Alum's Debut Film Stuns Audiences at Sundance Film Festival
 
No, He’s My Dad: Padre Nuestro depicts the hardships of illegal immigrants working in New York.
 

Founder of the Oberlin film co-op, director Christopher Zalla, OC ’97, has been honored for his first feature film, Padre Nuestro. The piece won the grand jury prize for the best U.S. drama at the Sundance Film Festival late January in Salt Lake City, UT.

Padre Nuestro is about a youth, Juan (Jesus Ochoa), who hops onto a truck transporting illegal immigrants to New York City in an attempt to flee a pack of Mexican henchmen. Aboard, he befriends 17-year-old Pedro (Jorge Adrian Espindola) who is heading to Brooklyn in a desperate search to find his rich father, successful restaurateur Diego (Armando Hernandez). Pedro’s only possessions include a locket from his late mother and a letter which provides a scarce amount of information about his father.

After arriving, Pedro wakes up to find that his things have been stolen by Juan, who by then has started lurking around the city, claiming that he is Diego’s long lost son after hunting him down. Diego is far from rich, and is behind a restaurant only in the sense that he works illegally in the back of the kitchen as a dishwasher. Penniless, Pedro wanders the city with cokehead street rat Magda (Paola Mendoza) who later helps him find his father. The audience is confronted with the difficulties that face undocumented illegal workers in New York. 

“On the surface the movie is a suspenseful drama about stolen identity, but on a much deeper level it’s a film about family relationships and the ambiguous nature of morality,” said Zalla in an interview with indieWIRE.com.

Born in Ksumu, Kenya, Zalla has spent much of his life globe-trotting, residing in Africa, Europe and South America; attending 13 different schools; and living in 21 homes. In South America, he lived for some time in Bolivia, where he picked up quite a bit of Spanish.

In the true Obie tradition of unexpected variety, a penchant for adventure and a fearless effort to experiment in the arts, Zalla has worked as a carpenter, a commercial Alaskan salmon fisherman and, now, as a Sundance award-winning filmmaker. Through his travels and experiences, he has developed a very international sense with a certain awareness of always being an outsider, on the fringe of society in a number of different countries. This contributed to his understanding in the making of Padre Nuestro.

Cinema studies was not an official major in the College when Zalla was an Oberlin student, but he was determined to find a way to pursue his interest.
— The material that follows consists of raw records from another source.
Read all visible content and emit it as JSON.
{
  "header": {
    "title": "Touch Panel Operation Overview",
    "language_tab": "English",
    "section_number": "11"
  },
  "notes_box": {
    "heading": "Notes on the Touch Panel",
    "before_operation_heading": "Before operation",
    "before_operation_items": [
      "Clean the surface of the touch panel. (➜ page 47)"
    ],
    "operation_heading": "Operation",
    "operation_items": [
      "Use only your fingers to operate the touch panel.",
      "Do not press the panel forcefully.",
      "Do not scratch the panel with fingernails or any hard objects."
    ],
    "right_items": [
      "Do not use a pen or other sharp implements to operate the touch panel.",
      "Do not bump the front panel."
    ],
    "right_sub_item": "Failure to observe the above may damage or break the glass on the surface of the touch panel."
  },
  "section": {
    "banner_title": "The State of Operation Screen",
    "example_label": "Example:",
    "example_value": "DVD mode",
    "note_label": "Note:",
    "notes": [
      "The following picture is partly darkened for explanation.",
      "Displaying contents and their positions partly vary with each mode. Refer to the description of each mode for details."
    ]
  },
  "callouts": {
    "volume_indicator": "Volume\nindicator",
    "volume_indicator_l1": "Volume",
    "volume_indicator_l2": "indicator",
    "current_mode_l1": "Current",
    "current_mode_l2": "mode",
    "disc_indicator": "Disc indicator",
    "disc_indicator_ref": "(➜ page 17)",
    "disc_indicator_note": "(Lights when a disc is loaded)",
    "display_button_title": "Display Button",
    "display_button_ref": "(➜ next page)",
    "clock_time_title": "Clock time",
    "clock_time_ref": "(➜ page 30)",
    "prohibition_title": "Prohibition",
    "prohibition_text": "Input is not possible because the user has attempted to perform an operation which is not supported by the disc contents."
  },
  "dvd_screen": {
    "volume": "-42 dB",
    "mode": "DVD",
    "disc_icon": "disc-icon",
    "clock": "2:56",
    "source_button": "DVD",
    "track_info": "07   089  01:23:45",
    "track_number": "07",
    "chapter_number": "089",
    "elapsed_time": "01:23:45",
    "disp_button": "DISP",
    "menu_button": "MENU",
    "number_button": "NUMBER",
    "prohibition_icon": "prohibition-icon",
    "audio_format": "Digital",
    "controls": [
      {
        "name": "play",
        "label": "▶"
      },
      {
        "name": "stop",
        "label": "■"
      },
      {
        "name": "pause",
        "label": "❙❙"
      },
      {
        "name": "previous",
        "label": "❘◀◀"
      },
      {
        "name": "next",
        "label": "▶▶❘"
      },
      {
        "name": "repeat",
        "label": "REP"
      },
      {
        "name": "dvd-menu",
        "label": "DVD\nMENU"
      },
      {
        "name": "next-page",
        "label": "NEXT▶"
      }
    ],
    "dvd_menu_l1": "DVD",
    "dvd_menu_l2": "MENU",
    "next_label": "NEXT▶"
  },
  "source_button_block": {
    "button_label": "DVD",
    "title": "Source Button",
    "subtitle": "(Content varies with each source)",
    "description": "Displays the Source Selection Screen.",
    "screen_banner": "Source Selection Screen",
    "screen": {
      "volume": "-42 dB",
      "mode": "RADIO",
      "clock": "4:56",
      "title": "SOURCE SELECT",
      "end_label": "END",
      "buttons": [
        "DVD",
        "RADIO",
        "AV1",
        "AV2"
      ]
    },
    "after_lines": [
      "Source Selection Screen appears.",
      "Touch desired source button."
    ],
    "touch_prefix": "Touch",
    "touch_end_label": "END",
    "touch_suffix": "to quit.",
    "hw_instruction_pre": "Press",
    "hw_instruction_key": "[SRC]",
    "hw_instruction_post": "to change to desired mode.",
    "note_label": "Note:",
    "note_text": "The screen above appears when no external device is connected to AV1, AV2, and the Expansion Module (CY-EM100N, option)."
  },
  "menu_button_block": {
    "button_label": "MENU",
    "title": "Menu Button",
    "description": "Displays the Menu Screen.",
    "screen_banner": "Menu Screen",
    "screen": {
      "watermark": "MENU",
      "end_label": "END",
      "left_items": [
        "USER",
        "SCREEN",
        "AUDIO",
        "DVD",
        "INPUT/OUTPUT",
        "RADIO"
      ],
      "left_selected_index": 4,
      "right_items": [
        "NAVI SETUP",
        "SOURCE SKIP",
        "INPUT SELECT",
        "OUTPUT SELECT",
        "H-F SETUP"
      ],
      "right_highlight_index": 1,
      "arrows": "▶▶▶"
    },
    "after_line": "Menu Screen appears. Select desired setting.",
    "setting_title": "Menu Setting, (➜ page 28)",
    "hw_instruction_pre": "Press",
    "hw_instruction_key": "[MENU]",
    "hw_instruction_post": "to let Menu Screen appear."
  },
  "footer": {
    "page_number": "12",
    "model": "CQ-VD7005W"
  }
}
He met with President Nancy Dye to discuss raising money for filmmaking. By his senior year, a $22,000 budget had been amassed and the film co-op was officially formed.  Film equipment — cameras and both 8mm and 16mm film — was purchased and members quickly filtered in. 

In October 1996, director Jim Burrows, OC ’62, the mastermind behind Will & Grace, Friends and Cheers, returned to campus to lecture about his work. Dye introduced the aspiring filmmaker Zalla to the already established filmmaker Burrows, who invited Zalla to Los Angeles to watch him work. Another influence came from his former Obie housemate, Ed Helms, OC ’96, currently a correspondent on The Daily Show with Jon Stewart, who had spent a semester studying film at New York University.

After graduating from Oberlin, Zalla enrolled in film school at Columbia University, where he earned an M.F.A. He began writing Padre Nuestro while still a student, almost immediately after the Sept. 11 terrorist attacks.

“Suddenly and profoundly, I could now see how deeply fundamental our desire for community was. We have put up all of these boundaries, these borders between each other, but ironically, we’re all looking for some sense of connection, of family,” he said.

While casting actors and actresses for his film, Zalla traveled to Mexico City in search of unrecognizable faces and names that were not well-known in the States. The goal was to recreate as realistic of a situation as possible, somehow maintaining the energy of Mexico in his film, and hopefully nudging the audience to identify with the characters’ struggles.

Zalla collaborated with producers Benjamin Odell and Per Melita to bring out New York’s “assault on the senses&hellip;oppressive, claustrophobic, overwhelming.” Despite the bombardment of material, he was careful to leave direction for softer, cloying moments that portrayed the very real emotions that affected his characters. Inspiration came more from a desire to represent a need for familial bonds and support and less from the stance of making a political statement.

Although a fairly green newcomer to the film scene, Zalla’s Sundance debut made a hugely noticeable splash.